松本健一『海岸線の歴史』
日本の古代の海岸線がどのあたりにあったのかをきちんと調べようと思い、何冊かの書籍を注文してみた。最初の1冊がAmazonから届いた。
海岸線の歴史
松本健一
ミシマ社 (2009/5/8)
ISBN-13: 978-4903908083
学術書ではないが,確かな根拠に基づいて書かれており,非常に分かりやすい。私のような素人でもどんどん読める。
お勧めの一冊と言える。
「白砂青松」が古代には存在しなかったという言説は,私もそのとおりだろうと思っている。

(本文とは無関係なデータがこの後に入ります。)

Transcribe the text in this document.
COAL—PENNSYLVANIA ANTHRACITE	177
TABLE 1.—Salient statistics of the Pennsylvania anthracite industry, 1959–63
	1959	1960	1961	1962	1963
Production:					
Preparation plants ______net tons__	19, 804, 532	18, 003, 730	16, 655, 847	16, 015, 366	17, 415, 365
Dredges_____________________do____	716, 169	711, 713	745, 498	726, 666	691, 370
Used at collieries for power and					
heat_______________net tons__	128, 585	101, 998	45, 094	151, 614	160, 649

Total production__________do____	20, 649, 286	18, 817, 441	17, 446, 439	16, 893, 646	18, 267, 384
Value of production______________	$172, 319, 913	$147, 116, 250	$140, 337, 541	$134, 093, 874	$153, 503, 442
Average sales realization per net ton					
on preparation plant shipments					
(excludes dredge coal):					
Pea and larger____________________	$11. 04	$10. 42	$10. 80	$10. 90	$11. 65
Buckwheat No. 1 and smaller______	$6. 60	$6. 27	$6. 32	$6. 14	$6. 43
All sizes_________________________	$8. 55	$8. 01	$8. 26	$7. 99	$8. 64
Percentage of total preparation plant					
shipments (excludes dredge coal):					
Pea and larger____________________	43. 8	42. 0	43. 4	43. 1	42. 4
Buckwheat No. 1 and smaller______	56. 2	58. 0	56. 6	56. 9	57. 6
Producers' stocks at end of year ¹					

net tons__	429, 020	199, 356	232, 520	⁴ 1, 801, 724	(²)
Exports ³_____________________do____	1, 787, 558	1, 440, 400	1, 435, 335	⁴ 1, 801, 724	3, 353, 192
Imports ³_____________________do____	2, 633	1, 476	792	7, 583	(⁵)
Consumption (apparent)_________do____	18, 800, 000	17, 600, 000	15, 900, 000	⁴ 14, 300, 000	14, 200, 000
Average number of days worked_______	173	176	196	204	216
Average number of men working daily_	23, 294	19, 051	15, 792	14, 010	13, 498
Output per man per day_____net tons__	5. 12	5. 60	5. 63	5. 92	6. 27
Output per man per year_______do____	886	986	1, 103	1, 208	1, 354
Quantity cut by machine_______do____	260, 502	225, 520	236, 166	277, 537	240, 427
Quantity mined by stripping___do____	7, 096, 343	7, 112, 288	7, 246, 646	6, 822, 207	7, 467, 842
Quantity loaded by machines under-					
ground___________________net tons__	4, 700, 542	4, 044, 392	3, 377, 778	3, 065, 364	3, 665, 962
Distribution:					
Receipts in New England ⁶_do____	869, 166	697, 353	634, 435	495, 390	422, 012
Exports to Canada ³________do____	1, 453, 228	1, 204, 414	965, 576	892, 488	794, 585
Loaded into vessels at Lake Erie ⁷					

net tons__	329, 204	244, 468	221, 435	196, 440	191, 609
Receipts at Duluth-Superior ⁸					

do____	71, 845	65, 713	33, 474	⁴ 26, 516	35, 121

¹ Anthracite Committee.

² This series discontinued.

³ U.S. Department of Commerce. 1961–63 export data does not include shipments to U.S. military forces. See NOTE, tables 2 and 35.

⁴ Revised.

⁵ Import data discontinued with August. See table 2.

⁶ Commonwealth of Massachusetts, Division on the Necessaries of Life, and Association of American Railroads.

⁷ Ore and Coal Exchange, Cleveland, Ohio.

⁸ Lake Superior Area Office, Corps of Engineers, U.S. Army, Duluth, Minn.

かつて,名古屋地裁に勤務していたころ,江戸時代に海を埋め立ててできた土地と関係する土地争いのような事件を担当したことがある。その記憶があまりにも鮮明なためか,当時から今日に至るまでずっと,頭の中でシミュレートして描く古代の海岸線の姿は常に現在あるものとは全く異なるものだった。
また,生薬の原料として中国などから多種多様な植物が日本に持ち込まれる以前には,極相林だけになっていたと推定しているので,その当時における野山の景色もまた現在の植物図鑑や野外写真集にあるようなものとは全く異なったものとして私の脳裏に描かれることになる。
文字を記録した文献資料(=作成者・筆記者の主観・想念・記憶を文字符号化した資料)だけに頼るタイプの歴史学者には理解できないことかもしれないが,しかし,学問によって物理現象を覆すことはできない。
逆に,物理現象の存在を示す物的記録から考えるほうがずっと正確な歴史学を構築できるのではないかと思っている。
次に届く予定の書籍がとても楽しみだ。